Ogedengbe Kayode Anthony BSc, MSW; MSc
Deputy Director Medical Social Services Department,
University College Hospital, Ibadan
Diabetes is a group of metabolic diseases whereby a person has high blood sugar due to an inability to produce, or inability to metabolize, sufficient qualities of the hormone insulin. Type I diabetics (TID) is the second most common chronic illness in teenagers, trailing only asthma. The morbidity and premature mortality associated with diabetes is a major source of concern. Diabetes ranks among the most common, costly, and significant health problems worldwide. In 2015 diabetes affected more than 422 million adults globally. This resulted in 1.6 million deaths (World Health Organization, 2017). Diabetes complication may include stroke, renal disease, heart disease, blindness, peripheral neuropathy and lower extremity amputations. Reports from the National Stroke Association (2013) reported that people who have diabetes are about 2 or 4 times more like to have a stroke or heart-related disease at an early age compared with those without diabetes. Among individuals with Chronic Kidney Disease, diabetes is most common (National Institute of Diabetes and Digestive and Kidney Diseases, 2016), the reported showed that heart diseases resulting from diabetes were responsible for more than 65% of death among individuals residing in low and middle-income countries like Nigeria.
The cost of care for the most common diabetes (type 2 diabetes) is estimated to be $245 Billion a year, the disease condition demand financial commitment from both immediate family members and also the government. Physical complication associated with diabetes are also common and these grossly impact on individuals’ perception of self, social and professional relationship. (Sanndi, Satavi & Mahmodi, 2011). This disease demands long-term, intense, self-management and psychosocial support.

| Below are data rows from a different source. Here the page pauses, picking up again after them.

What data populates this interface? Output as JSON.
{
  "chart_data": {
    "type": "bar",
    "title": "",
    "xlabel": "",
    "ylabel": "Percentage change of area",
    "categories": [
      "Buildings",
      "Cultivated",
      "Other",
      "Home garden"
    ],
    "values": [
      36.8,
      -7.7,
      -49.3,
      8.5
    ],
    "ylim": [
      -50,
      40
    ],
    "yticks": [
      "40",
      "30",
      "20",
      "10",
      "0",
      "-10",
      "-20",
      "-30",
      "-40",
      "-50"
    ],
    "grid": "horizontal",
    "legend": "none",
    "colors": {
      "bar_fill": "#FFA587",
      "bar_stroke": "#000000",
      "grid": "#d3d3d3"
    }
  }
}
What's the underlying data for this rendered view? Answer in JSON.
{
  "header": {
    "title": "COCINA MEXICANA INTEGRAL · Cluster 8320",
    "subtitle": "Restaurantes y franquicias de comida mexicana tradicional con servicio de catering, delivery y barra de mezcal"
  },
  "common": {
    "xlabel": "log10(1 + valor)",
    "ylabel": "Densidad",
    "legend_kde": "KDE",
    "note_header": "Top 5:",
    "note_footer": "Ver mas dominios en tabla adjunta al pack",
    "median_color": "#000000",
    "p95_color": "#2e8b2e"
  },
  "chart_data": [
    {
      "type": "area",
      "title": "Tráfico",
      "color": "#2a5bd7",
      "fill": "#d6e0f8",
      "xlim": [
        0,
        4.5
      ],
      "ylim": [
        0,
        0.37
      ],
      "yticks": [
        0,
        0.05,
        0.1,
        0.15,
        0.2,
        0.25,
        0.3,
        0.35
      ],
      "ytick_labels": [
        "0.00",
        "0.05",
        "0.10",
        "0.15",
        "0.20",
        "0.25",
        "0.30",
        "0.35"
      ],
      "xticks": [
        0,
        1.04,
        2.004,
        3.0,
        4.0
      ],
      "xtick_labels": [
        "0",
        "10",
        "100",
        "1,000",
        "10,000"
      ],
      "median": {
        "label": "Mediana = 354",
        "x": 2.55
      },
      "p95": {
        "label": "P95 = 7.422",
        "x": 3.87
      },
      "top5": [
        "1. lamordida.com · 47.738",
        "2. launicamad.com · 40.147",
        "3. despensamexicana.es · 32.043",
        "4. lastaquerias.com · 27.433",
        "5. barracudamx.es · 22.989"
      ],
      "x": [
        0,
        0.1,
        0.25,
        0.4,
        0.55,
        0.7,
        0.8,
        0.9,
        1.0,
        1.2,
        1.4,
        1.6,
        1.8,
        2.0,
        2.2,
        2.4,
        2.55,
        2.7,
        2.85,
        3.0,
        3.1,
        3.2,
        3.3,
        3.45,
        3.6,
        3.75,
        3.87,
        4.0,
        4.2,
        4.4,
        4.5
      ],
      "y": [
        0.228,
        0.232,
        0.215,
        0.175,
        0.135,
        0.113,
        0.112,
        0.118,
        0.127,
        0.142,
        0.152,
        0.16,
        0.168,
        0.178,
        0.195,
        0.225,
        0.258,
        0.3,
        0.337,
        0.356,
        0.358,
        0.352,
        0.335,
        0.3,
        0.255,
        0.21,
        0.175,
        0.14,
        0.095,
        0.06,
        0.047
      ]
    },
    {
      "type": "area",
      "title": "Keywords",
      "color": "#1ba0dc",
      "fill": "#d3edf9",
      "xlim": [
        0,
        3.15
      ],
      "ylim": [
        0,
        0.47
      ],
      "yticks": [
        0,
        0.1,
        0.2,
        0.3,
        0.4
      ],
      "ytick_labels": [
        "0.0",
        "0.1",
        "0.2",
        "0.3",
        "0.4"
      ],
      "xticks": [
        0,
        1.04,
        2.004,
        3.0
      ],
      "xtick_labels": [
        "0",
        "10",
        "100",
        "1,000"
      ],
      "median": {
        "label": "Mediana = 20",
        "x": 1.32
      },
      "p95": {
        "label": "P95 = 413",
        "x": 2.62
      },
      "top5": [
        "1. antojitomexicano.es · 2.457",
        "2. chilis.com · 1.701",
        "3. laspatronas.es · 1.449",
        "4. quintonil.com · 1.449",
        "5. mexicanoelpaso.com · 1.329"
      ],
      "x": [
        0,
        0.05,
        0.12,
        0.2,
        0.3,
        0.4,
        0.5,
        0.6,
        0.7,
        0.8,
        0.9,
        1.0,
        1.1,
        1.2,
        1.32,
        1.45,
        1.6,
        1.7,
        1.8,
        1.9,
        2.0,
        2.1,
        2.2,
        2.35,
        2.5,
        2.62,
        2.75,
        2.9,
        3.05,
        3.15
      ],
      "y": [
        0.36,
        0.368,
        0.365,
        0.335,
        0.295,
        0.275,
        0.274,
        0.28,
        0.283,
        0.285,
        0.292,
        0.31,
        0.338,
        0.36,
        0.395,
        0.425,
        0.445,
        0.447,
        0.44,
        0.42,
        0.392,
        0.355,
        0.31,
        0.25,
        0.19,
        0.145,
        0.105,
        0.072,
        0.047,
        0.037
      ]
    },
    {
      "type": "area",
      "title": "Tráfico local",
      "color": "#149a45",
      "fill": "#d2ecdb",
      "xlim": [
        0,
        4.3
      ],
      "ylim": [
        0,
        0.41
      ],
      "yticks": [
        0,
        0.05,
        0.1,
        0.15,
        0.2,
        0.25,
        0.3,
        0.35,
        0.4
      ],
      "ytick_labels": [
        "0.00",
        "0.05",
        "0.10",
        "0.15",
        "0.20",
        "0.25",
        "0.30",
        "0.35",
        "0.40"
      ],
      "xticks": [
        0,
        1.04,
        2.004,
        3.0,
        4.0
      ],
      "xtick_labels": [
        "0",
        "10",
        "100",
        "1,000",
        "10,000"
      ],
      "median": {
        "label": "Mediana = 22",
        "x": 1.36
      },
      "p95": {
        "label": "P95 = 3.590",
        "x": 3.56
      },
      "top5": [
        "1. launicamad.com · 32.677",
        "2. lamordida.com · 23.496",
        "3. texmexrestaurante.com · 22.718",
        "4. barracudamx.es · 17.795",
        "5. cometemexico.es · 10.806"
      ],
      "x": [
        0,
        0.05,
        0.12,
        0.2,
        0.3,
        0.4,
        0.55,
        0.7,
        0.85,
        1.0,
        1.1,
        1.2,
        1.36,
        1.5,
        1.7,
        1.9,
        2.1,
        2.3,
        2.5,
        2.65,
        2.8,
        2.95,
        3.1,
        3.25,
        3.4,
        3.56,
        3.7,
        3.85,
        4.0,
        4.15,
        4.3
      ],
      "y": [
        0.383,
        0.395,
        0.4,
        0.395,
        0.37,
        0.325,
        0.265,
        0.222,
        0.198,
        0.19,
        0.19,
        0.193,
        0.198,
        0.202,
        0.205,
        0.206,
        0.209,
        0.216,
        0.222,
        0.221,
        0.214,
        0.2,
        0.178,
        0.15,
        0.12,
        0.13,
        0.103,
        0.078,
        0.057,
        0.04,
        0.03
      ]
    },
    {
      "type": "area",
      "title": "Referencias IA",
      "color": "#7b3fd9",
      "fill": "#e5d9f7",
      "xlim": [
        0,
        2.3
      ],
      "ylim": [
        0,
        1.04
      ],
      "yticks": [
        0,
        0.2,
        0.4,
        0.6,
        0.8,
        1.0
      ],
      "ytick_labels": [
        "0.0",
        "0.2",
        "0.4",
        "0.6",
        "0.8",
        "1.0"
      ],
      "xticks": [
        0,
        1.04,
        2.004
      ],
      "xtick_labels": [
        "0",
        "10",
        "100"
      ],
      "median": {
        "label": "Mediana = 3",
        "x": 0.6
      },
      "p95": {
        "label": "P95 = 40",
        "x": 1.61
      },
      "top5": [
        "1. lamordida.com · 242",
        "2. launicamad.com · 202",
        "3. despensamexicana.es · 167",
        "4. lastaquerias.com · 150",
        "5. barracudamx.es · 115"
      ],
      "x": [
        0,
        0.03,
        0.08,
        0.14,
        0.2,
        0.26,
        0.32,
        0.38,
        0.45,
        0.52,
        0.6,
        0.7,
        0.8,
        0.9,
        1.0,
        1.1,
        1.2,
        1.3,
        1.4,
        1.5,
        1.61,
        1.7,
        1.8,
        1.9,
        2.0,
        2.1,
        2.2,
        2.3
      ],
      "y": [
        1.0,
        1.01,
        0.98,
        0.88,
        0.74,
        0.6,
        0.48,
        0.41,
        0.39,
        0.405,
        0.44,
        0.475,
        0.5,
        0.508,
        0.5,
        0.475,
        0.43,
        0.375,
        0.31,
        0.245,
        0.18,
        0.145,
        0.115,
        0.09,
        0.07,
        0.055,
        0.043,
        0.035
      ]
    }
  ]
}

Along with health effect, diabetes has a major Socioeconomic impact on patient, family, health care providers and the society in general
- These patients are subjected to insulin replacement therapies throughout their lifetimes
- The disease involves a high risk of hospital admission due to severe hypoglycemia or ketoacidosis as well as diabetes-associated illness
- The time dedicated to the care of children with diabetes can be considerable. Hence the burden of and the cost of time spent on informed care can be high
- Families are also likely to spend extra resource (on drugs, private medical visits, monitoring systems, have education, sports activities and transportation) due to the disease
Medical Social Worker’s early intervention skills in Diabetes Management
After diagnosis, early intervention has been acknowledged as an important strategy to minimize the impact and burden of diabetes (Pntley, 2013). This is very important considering the complications that are associated with diabetes as they are connected with psychosocial problems and lack of access to community resources. These psychosocial factors are related to lack of finances, living conditions, social support glycemic problem, employment status and access to community services (Altfeld, 2013)
Social workers serve as liaisons between patients or clients in interdisciplinary teams in hospitals, other health care settings, and human service agencies. In health care settings, social workers often focus on identifying and facilitating clients’ psychological, psychosocial problems, and resource need. In providing early intervention, the goals are to facilitate adjustment to the impact and burden of the disease, reduce the risk of developing other significant health conditions, improve health and social functioning, and prevent progression of the condition, leading to death. Following a diabetes diagnosis, many individuals experience immediate and significant psychological distress, shock, anxiety, and fear (Rankin, 2014). These reactions often result from clients’ lack of understanding of the condition, worries about the cost of medical care, fear of concurrent complications, and concern about the intense daily and lifelong management responsibilities
The intervention of social workers include the following
- Provision of information and expertise that links patients and family members with vital resources
- They are trained to conduct comprehensive biopsychosocial assessments on individuals with a chronic illness that are incorporated into the client’s care plan (National Association of Social Workers, 2016)
- Social workers engage in active listening to clients, concern and provide emotional and psychological support to diabetes patients (Fabbre, 2011). Such services and support may assist the patient with diabetes to adjust to the impact of the disease on their health and social circumstances
- Medical social workers also facilitate meaningful medical, educational and psychosocial interventions in order to foster needed lifestyle changes thereby improve the overall wellbeing of clients (Ciporen, 2012)
- Medical social workers always assist patients with diabetes to obtain medications, ensure adherence, and help the patient to have access to health insurance
Many psychosocial issues pose a lot of barrier to the management and care of diabetes in adolescents and children. In order to achieve a successful intervention in term of management of diabetes, there is a need to recognize the psychosocial problems and help in reducing the damaging effects of this problem on patients.